Shelly faleceu em um acidente de trânsito, em João Pessoa. Além dos rins e do fígado, doou também as córneas. “Minha filha gostava de viver, era muito cheia de vida, pra mim isso tudo é muito confortante, eu sei que ela também está feliz”, disse a mãe, Sheila Ferreira.
“Salvou a minha vida, não só a aminha, mas de outras pessoas também, isso sim é exemplo de bondade, exemplo de amor, exemplo de amor ao próximo”, disse Wellington.
‘Um doador pode salvar as vidas de mais de 10 pessoas’
Para o médico Rafael Maciel, responsável técnico pela equipe de transplante de rim do hospital onde os transplantes foram realizados, a doação de órgãos é um ato “benevolente com quem autoriza, que tem a oportunidade de, no meio de tanta tristeza, tanta falta, poder ver viver seu ente querido em outra pessoa. E, principalmente, para quem recebe, que tem a única oportunidade para continuar vivendo”.

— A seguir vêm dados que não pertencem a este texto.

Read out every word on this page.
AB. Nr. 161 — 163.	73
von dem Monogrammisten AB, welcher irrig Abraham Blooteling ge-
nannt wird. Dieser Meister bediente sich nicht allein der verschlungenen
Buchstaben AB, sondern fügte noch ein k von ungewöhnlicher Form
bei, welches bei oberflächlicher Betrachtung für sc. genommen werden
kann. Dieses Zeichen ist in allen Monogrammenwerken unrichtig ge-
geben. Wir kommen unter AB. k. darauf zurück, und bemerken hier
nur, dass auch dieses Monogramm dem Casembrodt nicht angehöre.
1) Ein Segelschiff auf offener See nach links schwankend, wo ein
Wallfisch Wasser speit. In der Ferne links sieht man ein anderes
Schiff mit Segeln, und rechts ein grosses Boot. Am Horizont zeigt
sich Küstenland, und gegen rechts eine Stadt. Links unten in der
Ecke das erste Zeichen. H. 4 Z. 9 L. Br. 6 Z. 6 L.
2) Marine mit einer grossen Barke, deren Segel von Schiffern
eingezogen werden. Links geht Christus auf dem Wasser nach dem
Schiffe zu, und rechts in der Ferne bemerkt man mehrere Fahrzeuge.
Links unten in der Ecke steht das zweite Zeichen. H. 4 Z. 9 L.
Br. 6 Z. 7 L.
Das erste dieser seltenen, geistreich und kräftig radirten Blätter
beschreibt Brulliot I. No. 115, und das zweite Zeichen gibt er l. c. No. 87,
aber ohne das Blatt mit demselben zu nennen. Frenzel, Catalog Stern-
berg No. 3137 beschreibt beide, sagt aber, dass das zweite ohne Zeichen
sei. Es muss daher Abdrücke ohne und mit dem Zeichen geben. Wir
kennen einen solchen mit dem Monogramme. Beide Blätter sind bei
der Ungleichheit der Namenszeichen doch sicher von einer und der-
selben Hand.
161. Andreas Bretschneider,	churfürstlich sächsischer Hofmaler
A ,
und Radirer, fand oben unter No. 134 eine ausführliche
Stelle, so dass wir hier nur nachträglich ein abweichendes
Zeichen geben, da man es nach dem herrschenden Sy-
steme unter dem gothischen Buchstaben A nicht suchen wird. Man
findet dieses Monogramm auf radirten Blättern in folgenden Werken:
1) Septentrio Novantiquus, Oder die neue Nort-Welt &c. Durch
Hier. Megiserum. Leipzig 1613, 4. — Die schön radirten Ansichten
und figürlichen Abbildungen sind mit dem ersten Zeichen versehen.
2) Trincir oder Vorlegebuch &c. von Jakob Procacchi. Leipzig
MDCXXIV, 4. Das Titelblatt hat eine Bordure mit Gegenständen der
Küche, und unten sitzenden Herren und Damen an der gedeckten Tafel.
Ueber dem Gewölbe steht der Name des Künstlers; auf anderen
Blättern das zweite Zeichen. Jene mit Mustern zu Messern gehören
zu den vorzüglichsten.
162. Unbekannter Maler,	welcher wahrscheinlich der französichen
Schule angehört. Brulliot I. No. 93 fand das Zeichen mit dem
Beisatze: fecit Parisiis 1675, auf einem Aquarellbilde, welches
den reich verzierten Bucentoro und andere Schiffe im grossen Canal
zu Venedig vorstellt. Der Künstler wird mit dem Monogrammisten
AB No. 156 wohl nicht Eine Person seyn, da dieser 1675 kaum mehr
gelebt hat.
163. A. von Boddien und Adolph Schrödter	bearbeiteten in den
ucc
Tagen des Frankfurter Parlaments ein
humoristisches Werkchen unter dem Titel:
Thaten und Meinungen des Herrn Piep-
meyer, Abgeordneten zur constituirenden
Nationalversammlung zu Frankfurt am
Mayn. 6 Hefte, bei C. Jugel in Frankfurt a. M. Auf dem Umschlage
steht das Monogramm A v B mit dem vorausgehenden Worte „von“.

Ele explica que o transplante mais realizado no Brasil é o córneas, seguido pelo de rim, fígado, pâncreas, coração, medula óssea e pulmão. Um mesmo doador pode salvar, segundo Rafael, mais de dez pessoas, doando duas córneas, dois pulmões, dois rins, coração, pâncreas, fígado e intestino. Ainda pode doar também a pele, vasos, ossos.
“Não acredito que haja “tabu” em relação a isso. O que nos falta é conhecimento, divulgação dos benefícios e segurança do sistema de doação e transplantes de órgãos, especialmente aqui na Paraíba, que tem baixo engajamento público com a atividade”, declarou o médico.
Embora o transplante de órgãos seja um dos mais complexos métodos de tratamento, porque envolve várias equipes e muita experiência em imunologia e técnicas cirúrgicas, qualquer pessoa pode ser doadora. No entanto, o médico explica que existem exclusões específicas para tipos de órgãos, que são analisadas quando as pessoas se tornam potenciais doadoras. “É mais provável você, na sua vida, vir a precisar de um órgão para transplante do que ser doador”, disse.